Mon grain de sel

Grain de SelMon grain de sel, sur l’Évangile du dimanche 10 février 2019

D’abord, se laisser aimer par Lui

Les eaux, lieux de la mort dans nombre de récits bibliques, sont pourtant source de vie dans ce récit, puisque la nourriture est abondante! Pierre est plus qu’étonné : il tombe à genoux devant Jésus et, saisi par ce qu’il vient de réaliser, il reconnaît Jésus comme un maître – son maître – un homme qui est plus que l’ordinaire fils du charpentier de Nazareth. Mais, que l’homme qui est le fils du charpentier de Nazareth…

La culture populaire a créé beaucoup d’éléments très colorés autour de l’apôtre Pierre. Un homme qui semble être à la fois bourru, colérique même, mais aussi bon vivant, revanchard, prompt, à la fois paresseux et travaillant, aimant bien une petite touche d’alcool la plupart du temps. Du moins, c’est l’image que je m’en suis faite à partir de celles trouvées dans les peintures, dans les films et dans les livres. Probablement bâties à partir de ses nombreuses réactions, vives et subites, que l’on retrouve dans les Évangiles. Et contrairement à l’idée qu’un pêcheur était un pauvre homme, le métier était honorable selon les spécialistes de l’histoire de cette région, laquelle se trouve aux carrefours de plusieurs grandes routes commerciales, près des territoires païens et loin de la ville sainte : Jérusalem. Pierre devait être un homme reconnu comme quelqu’un d’important pour sa communauté.

Jésus est lui aussi né dans cette région qui se trouve aux croisements de cultures. Alors, on peut supposer qu’il connaît la diversité des manières de faire des tribus et qu’il connaît aussi les croyances qui ont tissé cette région. Peut-être avait-il saisi en lui que tous les hommes et toutes les femmes ont un droit égal à la dignité, ce que les officiels de sa religion refusaient d’accorder sous toutes sortes de prétextes. Un être humain, certes, mais le peuple élu ne peut-être entaché par l’arrivée de gens qui n’ont jamais connu le Dieu d’Israël, ou encore, qui ont des pratiques culturelles différentes des nôtres. La vision qu’ils ont de l’autre est réductrice.

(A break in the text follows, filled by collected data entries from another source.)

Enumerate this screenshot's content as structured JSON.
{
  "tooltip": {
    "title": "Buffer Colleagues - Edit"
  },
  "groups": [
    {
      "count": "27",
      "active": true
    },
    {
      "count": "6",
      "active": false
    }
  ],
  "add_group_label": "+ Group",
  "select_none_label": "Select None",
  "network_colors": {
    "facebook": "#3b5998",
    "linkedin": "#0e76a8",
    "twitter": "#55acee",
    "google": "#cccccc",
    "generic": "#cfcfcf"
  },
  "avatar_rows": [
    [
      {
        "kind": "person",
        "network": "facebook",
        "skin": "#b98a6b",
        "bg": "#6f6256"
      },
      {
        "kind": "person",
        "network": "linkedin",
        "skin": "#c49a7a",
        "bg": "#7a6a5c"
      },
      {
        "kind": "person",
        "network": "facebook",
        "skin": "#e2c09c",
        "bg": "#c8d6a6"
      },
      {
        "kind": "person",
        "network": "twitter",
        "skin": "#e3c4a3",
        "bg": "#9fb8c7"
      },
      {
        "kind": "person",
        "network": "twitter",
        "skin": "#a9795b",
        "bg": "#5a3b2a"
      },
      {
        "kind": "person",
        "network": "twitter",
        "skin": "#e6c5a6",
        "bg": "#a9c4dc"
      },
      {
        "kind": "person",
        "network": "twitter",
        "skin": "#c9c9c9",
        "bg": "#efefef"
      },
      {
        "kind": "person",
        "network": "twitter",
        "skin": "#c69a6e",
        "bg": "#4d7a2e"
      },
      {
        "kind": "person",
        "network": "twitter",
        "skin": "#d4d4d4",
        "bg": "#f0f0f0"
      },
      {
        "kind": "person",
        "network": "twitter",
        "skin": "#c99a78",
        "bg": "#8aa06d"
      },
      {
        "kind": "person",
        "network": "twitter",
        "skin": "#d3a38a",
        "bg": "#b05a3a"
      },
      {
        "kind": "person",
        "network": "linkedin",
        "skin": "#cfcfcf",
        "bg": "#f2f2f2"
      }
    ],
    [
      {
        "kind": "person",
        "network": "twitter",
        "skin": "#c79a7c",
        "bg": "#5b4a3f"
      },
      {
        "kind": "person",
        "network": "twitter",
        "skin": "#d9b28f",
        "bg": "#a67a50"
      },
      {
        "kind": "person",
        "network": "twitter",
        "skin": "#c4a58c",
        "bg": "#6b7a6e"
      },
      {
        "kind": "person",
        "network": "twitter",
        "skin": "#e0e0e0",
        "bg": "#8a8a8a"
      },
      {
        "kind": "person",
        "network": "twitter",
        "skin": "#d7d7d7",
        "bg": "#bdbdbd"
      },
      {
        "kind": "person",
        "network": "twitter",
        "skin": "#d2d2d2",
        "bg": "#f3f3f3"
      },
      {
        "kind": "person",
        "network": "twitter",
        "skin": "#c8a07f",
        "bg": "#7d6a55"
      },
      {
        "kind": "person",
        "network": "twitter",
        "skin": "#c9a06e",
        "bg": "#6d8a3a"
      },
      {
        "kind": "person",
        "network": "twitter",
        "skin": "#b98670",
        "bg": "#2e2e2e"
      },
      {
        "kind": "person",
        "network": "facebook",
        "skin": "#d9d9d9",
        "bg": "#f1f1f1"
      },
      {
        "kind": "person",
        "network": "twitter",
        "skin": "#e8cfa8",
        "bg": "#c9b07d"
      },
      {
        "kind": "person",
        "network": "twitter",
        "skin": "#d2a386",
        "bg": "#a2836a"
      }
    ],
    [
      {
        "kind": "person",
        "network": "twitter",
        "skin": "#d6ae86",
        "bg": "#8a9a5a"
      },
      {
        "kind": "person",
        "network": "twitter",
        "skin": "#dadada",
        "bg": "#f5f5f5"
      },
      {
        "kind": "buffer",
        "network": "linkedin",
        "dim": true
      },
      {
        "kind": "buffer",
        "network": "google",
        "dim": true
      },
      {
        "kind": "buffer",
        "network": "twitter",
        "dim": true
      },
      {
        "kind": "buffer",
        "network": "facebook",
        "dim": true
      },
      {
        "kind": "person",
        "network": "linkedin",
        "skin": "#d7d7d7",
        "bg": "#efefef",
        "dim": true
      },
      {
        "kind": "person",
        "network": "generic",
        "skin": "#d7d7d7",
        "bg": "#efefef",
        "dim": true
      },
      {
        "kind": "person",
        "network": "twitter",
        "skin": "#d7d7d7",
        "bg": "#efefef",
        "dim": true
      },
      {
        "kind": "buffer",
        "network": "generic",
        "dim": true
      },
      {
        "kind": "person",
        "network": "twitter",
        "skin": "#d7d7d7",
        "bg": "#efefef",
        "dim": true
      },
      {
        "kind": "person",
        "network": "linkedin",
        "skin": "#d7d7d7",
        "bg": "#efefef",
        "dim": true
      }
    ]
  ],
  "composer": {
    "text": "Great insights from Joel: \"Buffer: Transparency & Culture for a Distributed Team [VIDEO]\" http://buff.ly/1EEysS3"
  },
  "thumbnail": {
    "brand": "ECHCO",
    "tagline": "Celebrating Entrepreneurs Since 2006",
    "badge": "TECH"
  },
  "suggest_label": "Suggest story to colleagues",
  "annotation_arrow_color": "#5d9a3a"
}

Comme celle qu’on eue dans l’histoire du monde certains officiels des Églises chrétiennes ayant parfois adoptés ce modèle et forcés la conversion de certaines tribus et de certains peuples. L’Amérique centrale est un modèle patent, avec sa conquête barbare. Et que dire du modèle adopté ici au Canada? La langue du blanc était considérée comme supérieur, donc, interdiction pour les enfants de parler leur langue maternelle. Quand ils retournaient dans les villages après quatre mois passés au pensionnat, ils ne comprenaient pas leur langue maternelle, donc, ils ne comprenaient plus leur parent! Les dommages sont encore bien présents, 150 ans plus tard, dans les communautés autochtones du Canada. On parle même de génocide culturel.

Pour pêcher de l’Homme, il faut d’abord respecter l’humain. Le sortir de la mort requiert du pêcheur l’humilité d’écouter le fils, le père et l’esprit. Et de laisser les poissons venir à soi, sans forcer, en apprenant de l’autre. L’humilité également de vivre avec, comme, en tant que. Et non de manière supérieure et arrogante. La pêche requiert de la patience afin que chaque être humain puisse atteindre le meilleur en lui. Et la pêche n’est pas d’abord une histoire de conversion. C’est une histoire d’amour.

Sortir l’être humain des eaux de sa propre mort est un défi que doivent d’abord relever les chrétiens en eux-mêmes. Ils peuvent ensuite devenir apôtres, pêcheurs d’Hommes et de Femmes : pêcheurs d’êtres Humains. Mais, comme celui de Pierre, le chemin le plus difficile à parcourir se trouve en soi. Laisser entrer Ieshoua dans le cœur de notre cœur et le laisser nous aimer au point de devenir, en toute humilité et pleinement conscient de sa propre humanité, Porteur de Bonne Nouvelle est le défi qui se pose à soi.